Bild: Verantwortung, Sport und eine Ausbildung senken die Rückvollquote gewalt…
taz: Frau Hosser, nicht nur die CDU, sondern auch die SPD will jetzt eine
härtere Gangart gegen gewalttätige Jugendliche. Lernen die tatsächlich,
sich besser zu benehmen, wenn sie länger im Gefängnis sind?
Daniela Hosser: Nein, überhaupt nicht. Wir untersuchen seit mehr als zehn
Jahren die Auswirkungen der Haft auf junge Männer in vier Bundesländern.
Wir befragen dafür Straftäter an sämtlichen Jugendhaftanstalten in
Niedersachsen und Sachsen-Anhalt und in einigen Gefängnissen in Bremen und
Hamburg. Dabei ist klar geworden, dass längere Strafen nicht zu einer
positiven Veränderung des Verhaltens führen. Eher das Gegenteil ist der
Fall: Je repressiver die Anstalten, desto eher schließen sich die
Inhaftierten in einer Subkultur zusammen. Sie lehnen die Regeln der
Mehrheitsgesellschaft noch mehr ab, werden gewalttätiger und damit sehr
viel anfälliger für Rückfälle.
Die Alternative sind dann Antigewalttrainings und andere pädagogische
Maßnahmen, die aber offenbar nichts nutzen, wenn man sich die hohen
Rückfallquoten von bis zu 80 Prozent anschaut.
Eine recht schlichte Sichtweise. Strukturierte Verhaltenstrainings wie
einige Antigewalttrainings und Sozialtherapie sind effektiv. Derzeit gibt
es dafür allerdings kaum Behandlungsplätze obwohl seit Jahren etwa die
Hälfte aller jugendlichen Häftlinge wegen Gewaltdelikten einsitzen. Anhand
der Gewalttrainings lässt sich gut illustrieren, was im Jugendstrafvollzug
schiefläuft.
Und das wäre?
Es gibt in den Gefängnissen eine Menge von Einzelmaßnahmen wie
Schuldnerberatung oder soziale Trainings, aber selten werden sie durch
sinnvolle Konzepte verknüpft. Und von vielen Maßnahmen wissen wir, dass sie
nutzlos sind.
Warum?
Sie haben nicht das Gesamtverhalten der Täter im Blick, sondern nur
isolierte Problemausschnitte, und setzen daher falsch an. Diese Beratungen
oder Trainings sind außerdem nicht intensiv genug. Da treffen sich die
Häftlinge einmal in der Woche. Davon bleibt nichts hängen.

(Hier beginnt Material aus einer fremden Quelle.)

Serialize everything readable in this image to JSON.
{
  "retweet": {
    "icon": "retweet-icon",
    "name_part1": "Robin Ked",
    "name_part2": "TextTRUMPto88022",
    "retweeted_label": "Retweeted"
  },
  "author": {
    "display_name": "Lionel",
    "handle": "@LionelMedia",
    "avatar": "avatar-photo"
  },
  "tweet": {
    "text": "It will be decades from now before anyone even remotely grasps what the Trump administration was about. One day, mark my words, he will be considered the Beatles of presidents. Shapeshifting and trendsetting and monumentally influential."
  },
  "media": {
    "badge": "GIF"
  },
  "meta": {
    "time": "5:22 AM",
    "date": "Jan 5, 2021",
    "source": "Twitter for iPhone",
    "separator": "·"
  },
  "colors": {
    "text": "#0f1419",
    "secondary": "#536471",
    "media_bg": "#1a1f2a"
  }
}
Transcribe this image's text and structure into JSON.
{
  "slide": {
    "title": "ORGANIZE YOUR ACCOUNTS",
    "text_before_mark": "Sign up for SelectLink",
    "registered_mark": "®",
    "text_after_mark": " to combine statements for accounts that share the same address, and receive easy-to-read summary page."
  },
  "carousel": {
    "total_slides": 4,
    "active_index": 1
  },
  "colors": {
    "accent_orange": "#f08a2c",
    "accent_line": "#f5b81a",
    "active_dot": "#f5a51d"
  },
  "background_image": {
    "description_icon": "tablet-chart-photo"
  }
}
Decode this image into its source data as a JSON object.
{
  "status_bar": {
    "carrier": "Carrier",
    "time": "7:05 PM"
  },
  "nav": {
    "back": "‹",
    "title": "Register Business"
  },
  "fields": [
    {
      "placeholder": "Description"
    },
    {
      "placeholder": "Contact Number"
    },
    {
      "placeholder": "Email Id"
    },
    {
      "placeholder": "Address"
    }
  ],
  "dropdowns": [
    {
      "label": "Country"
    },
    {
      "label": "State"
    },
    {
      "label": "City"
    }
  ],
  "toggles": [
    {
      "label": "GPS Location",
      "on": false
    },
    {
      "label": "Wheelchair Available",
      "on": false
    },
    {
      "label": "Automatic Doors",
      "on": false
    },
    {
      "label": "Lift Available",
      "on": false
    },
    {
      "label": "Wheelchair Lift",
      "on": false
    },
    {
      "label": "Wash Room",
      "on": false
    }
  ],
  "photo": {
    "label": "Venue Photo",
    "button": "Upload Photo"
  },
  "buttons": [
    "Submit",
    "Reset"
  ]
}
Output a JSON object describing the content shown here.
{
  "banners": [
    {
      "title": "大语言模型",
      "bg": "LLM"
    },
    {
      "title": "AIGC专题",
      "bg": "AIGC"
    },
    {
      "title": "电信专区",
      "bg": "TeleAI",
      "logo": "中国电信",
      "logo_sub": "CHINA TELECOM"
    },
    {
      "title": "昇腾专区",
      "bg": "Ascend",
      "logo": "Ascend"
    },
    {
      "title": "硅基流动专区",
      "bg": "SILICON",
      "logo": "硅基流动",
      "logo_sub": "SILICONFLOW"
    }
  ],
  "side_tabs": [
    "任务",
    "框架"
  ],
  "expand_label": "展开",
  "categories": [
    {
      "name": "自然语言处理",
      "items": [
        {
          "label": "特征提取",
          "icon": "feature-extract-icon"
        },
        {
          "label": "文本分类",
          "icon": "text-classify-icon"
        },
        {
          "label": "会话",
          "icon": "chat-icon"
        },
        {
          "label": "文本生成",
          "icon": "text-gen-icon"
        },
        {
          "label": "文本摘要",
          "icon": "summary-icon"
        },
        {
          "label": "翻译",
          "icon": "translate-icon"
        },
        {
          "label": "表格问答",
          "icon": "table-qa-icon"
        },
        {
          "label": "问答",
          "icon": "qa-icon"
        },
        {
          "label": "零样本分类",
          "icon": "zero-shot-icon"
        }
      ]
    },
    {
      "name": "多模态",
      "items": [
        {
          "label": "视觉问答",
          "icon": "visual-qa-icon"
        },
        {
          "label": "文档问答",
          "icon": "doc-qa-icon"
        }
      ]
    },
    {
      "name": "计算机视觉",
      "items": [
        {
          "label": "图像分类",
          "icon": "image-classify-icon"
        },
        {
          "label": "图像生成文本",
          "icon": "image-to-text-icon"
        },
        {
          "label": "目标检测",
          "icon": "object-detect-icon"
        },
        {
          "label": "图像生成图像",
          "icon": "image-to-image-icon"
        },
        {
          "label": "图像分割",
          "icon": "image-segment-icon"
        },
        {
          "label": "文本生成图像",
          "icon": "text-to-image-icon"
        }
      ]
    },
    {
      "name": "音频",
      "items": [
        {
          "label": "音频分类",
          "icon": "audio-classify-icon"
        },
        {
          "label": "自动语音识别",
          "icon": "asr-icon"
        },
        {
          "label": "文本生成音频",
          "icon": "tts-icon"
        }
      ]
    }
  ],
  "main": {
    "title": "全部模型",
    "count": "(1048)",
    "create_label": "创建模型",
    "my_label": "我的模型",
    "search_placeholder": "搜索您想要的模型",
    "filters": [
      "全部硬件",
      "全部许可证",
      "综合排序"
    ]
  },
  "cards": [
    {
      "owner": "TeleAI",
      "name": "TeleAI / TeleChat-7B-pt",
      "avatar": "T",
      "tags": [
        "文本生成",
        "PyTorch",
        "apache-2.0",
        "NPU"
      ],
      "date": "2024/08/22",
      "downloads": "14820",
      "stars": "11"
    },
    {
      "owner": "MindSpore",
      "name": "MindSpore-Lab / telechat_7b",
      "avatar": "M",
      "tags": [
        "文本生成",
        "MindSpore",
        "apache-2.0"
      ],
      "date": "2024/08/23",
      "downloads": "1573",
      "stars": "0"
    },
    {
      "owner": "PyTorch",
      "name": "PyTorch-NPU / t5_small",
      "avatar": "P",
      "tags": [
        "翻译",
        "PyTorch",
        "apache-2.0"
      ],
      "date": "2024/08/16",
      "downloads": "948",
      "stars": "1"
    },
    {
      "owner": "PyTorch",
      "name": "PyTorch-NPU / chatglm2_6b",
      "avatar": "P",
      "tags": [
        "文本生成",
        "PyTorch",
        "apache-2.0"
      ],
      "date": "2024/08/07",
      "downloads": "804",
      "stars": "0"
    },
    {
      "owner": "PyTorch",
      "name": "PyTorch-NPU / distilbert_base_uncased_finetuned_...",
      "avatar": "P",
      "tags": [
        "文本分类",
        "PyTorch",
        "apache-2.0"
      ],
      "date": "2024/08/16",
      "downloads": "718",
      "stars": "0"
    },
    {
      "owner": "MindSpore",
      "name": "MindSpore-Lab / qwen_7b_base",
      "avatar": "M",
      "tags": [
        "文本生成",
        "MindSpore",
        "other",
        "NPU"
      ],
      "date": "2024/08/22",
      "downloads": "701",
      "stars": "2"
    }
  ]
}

Was würden Sie als Gefängnisdirektorin ändern?
Internationale Studien zeigen, dass sich bei intensiver Betreuung
jugendlicher Straftäter die Rückfallquote um bis zu 30 Prozent senken
lässt. Also würde ich verstärkt auf Behandlung und Wohngruppenvollzug
setzen. Die Häftlinge sitzen immer noch in Einzelzellen, haben aber
Gemeinschaftsräume, in denen sie lernen, ihren Alltag zu organisieren und
Verantwortung zu übernehmen. Wer macht sauber? Wer kocht? - Solche Fragen
müssen da geklärt werden. Dazu viel Sport und eine Ausbildung mit
Perspektive. Idealerweise würden die Jugendlichen auch nach der Haft noch
ein, zwei Jahre weiterbetreut und bekämen einen Job vermittelt. Arbeit
senkt die Rückfallquote nämlich enorm.
Und wie soll das bezahlt werden?
Kosten-Nutzen-Analysen aus den USA zeigen, dass ein solcher Strafvollzug
billiger wäre als das derzeitige Modell. Wenn man immer mehr Jugendliche
einsperren muss, dann kostet das sehr viel Geld. Zusätzliche Kosten
entstehen noch durch die Gerichtsverfahren, das Leiden der Opfer ist hier
noch gar nicht einkalkuliert. Im Übrigen bin ich nicht dafür, immer gleich
nach mehr Geld zu rufen. Wenn die Gefängnisse die erwiesenermaßen nutzlosen
Maßnahmen streichen würden, dann gäbe es Ressourcen für Effektiveres.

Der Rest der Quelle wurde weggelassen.